More than 100 residents and tourists in Las Vegas had their heads shaved Saturday morning to raise money for childhood cancer research.
Local artists served as barbers, shaving mohawks, foot-length curls, and beards for the St Baldrick’s Foundation, endowment‘s 13th Annual Brave the Shave outside of Nine Fine Irishmen in New York-New York.
“It’s a great cause that I think everyone can support,” said organizer of this year’s event, Jason Wooge. “Whether you’ve been personally affected by cancer or know someone who has, it’s a very sad truth. It’s something we can all stand behind.”
Wooge, MGM Resorts International’s director of retail operations, shaved his head for St. Baldrick’s on Tuesday, but his two children, Noah, 10, and Seth, 7, waited until Saturday.
Wooge said his 10-year-old was nervous about being made fun of by other kids at school, so Wooge wrote Noah’s teachers a note explaining that he was raising money for cancer research. Teachers read the note to the class and explained why Noah would be bald on Monday, and several teachers donated money.
“By shaving your head you’re really showing solidarity with the kids who are going through this,” Wooge said.
dr Kenneth Misch of St. Rose Pediatrics opened Saturday’s ceremony after the Las Vegas Emerald Society Pipe Band marched onto the stage and played the bagpipes. He thanked the contestants for the money raised and their decision to drastically change their appearance.
“I can tell you from working with many of these children who are sadly living with cancer that what you are doing today by being here means so much to these children and to our community,” he said.
Among the 125 people scheduled to lose their hair on Saturday were at least 80 MGM Resorts employees, according to Wooge. Others could also register for the event.
Stewart Patchefsky, general manager of the mansion at MGM, said he wanted his children to get involved in charity work. Patchefsky’s five sons, Max, 17, Zachary, 13, Frankie, 11, Michael, 8, and Nicholas, 4, sat next to their father on stage and said goodbye to their hair.
“I want to teach my kids to care and love others and to look for the good in the world,” said Melissa Patchefsky, standing next to her two daughters, who got to go home with their hair untouched.

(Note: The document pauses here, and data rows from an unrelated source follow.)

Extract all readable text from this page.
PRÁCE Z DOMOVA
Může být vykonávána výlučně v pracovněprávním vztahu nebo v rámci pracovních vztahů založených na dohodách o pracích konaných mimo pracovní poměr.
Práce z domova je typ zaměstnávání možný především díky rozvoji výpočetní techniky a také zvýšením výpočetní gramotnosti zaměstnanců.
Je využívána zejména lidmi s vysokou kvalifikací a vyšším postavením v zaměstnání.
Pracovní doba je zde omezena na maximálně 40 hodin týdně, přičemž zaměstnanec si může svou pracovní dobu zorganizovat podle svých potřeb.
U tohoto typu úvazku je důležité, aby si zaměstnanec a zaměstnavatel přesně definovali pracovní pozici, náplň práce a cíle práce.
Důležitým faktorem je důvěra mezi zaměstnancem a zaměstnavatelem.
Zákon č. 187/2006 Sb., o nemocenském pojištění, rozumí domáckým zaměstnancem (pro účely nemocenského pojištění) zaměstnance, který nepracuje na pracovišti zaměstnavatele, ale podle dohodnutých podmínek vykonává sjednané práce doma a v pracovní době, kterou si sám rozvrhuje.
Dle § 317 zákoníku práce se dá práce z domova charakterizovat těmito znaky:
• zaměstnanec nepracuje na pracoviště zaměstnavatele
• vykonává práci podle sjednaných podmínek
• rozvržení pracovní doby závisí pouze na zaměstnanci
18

New York-New York finance director Erik Vela said if the crowd could come up with $150 while he was on stage, he would let them shave his beard. In order to shave his thin mustache, his family had to raise another $100 for the cause.
Cash Garcia, 38, sat next to his nephew, Xander Martinez, 9, while the two got a shave. Garcia has attended the fundraiser five years in a row, and this year he sported a foot-high mohican.
“I lost a friend to cancer in high school and my brother-in-law survived cancer,” Garcia said onstage.
The fundraiser came to Las Vegas in 2007 through Brian and Lynn McMullan, owners of McMullan’s Irish Pub. The McMullans lost their two-year-old daughter, Kyra, to a brain tumor earlier this year.
On Saturday, the McMullans stood among dozens of families, tourists and anxious shavers.
MGM Resorts President and CEO Bill Hornbuckle said Saturday that he plans to hold the event on MGM premises and that he is proud of the employees who choose to attend each year.
“I think it’s part of our culture who and what we are,” Hornbuckle said. “We’ve been supporting this thing for over a decade and couldn’t be more excited to be here.”